Il y a tant de choses à dire sur ce que ce voyage m’a apporté. D’abord, il m’a fait découvrir la culture Sénégalaise, plus particulièrement, celle appartenant à l’ethnie Serrere. Riche de cette interculturalité échangé, où le partage, l’échange et le respect sont les maîtres mots, je me suis intéressé au travail, fournit par les femmes du village. J’y ai découvert des femmes braves, et résilientes, à des années lumières des représentations faite par les médias occidentaux. J’y est déconstruit quelques clichés à leur égards, et en suis ressortie plus tolérante et ouverte d’esprit. Le voyage est le seul service que nous consommons et qui nous rends plus riche. Riche de nouvelles connaissances, riche de souvenirs et d’apprentissage.
La vie n’est un long fleuve tranquille pour personne, avec ses lots de dramas, péripéties mais également de bonheur. Il s’agit d’un immense roller coaster (vous savez cette attraction à Disneyland , où en trois secondes, vous vous retrouvez la tête en bas !) effrayante à première vue mais si trépidante ! N’hésitez surtout pas à vous affirmer et à affirmer vos propres idéaux.

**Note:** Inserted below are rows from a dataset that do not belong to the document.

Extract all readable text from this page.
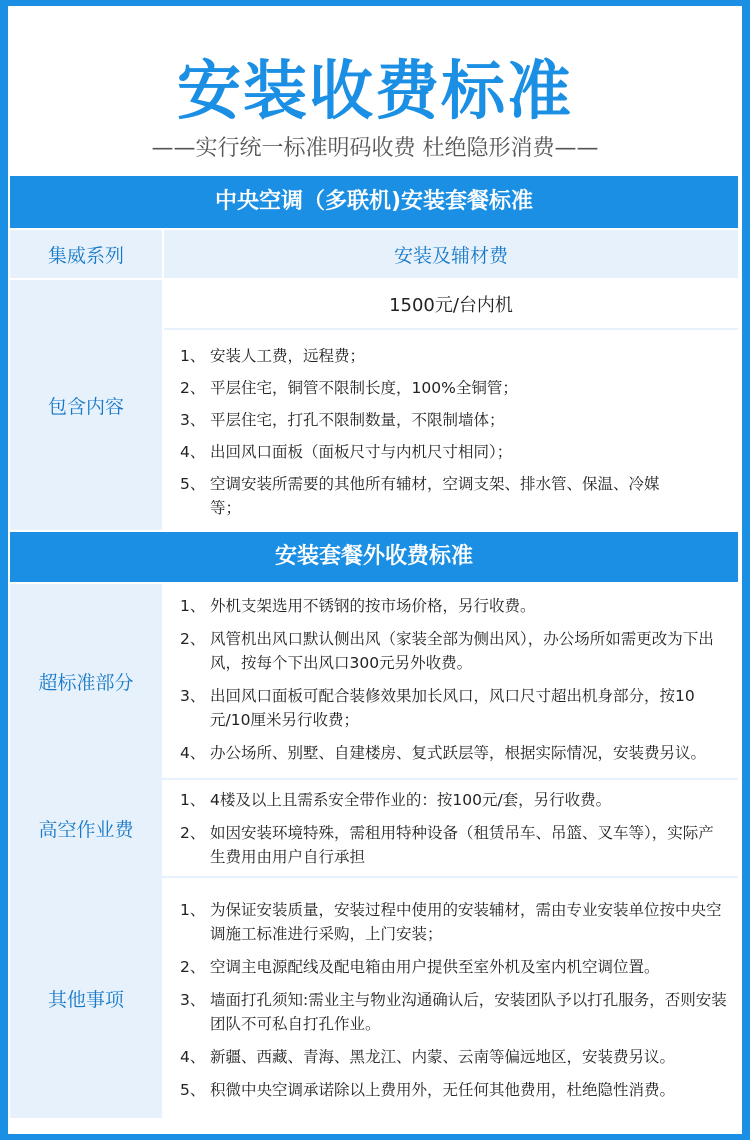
安装收费标准
——实行统一标准明码收费 杜绝隐形消费——
中央空调（多联机)安装套餐标准
集威系列	安装及辅材费
包含内容
1500元/台内机
1、 安装人工费，远程费；
2、 平层住宅，铜管不限制长度，100%全铜管；
3、 平层住宅，打孔不限制数量，不限制墙体；
4、 出回风口面板（面板尺寸与内机尺寸相同）；
5、 空调安装所需要的其他所有辅材，空调支架、排水管、保温、冷媒等；
安装套餐外收费标准
超标准部分
1、 外机支架选用不锈钢的按市场价格，另行收费。
2、 风管机出风口默认侧出风（家装全部为侧出风），办公场所如需更改为下出风，按每个下出风口300元另外收费。
3、 出回风口面板可配合装修效果加长风口，风口尺寸超出机身部分，按10元/10厘米另行收费；
4、 办公场所、别墅、自建楼房、复式跃层等，根据实际情况，安装费另议。
高空作业费
1、 4楼及以上且需系安全带作业的：按100元/套，另行收费。
2、 如因安装环境特殊，需租用特种设备（租赁吊车、吊篮、叉车等），实际产生费用由用户自行承担
其他事项
1、 为保证安装质量，安装过程中使用的安装辅材，需由专业安装单位按中央空调施工标准进行采购，上门安装；
2、 空调主电源配线及配电箱由用户提供至室外机及室内机空调位置。
3、 墙面打孔须知:需业主与物业沟通确认后，安装团队予以打孔服务，否则安装团队不可私自打孔作业。
4、 新疆、西藏、青海、黑龙江、内蒙、云南等偏远地区，安装费另议。
5、 积微中央空调承诺除以上费用外，无任何其他费用，杜绝隐性消费。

Tout le monde ne vous accueillera pas les bras ouverts, mais vous aurez le bénéfice de faire la différence ! Alors profitez en, car on ne vit qu’une fois et qu’il n’existe pas de pire existence que celle menée chargée de regrets.
Prudence a 24 ans. Pleine de vie, elle hait cordialement le café, adore le chocolat, et kiffe toujours autant regarder les Totally Spies. Maladroite toujours, peu sûre d’elle parfois, les épreuves de la vie lui ont inculqué comme valeurs principales de ne jamais baisser les bras et qu’il ne faut jamais s’interdire de rêver.
À part sa philosophie de vie très optimiste et dynamique, Prudence est en Master 1 Administration économique et sociale à l’Université Paris Panthéon-Sorbonne. Elle est intéressée par les domaines de l’archéologie et des ressources humaines, même si elle trouve que ces deux domaines sont très différents. Dans ses temps libres, Prudence pratique le Dancehall, une danse qu’elle trouve très importante en raison du fait que cette danse est très riche car elle est aussi chargée d’histoire.
Elle se décrit comme un melting pot de cultures puisqu’elle est d’origine ivoirienne et congolaise. Prudence a choisit le programme IMPOWER suite à un “éveil personnel” qui l’a rendu bien plus soucieuse de ce qui se produit dans le monde et veut dès lors poser sa “petite pierre à l’édifice” en participant au changement. Elle a choisi le voyage au Sénégal parce qu’elle a été attiré par ce pays en raison de son histoire (notamment l’île de Gorée qui fût lieu stratégique de la traite des esclaves). Elle pense que ce séjour sera une expérience très enrichissante et humainement très différente d’un voyage classique.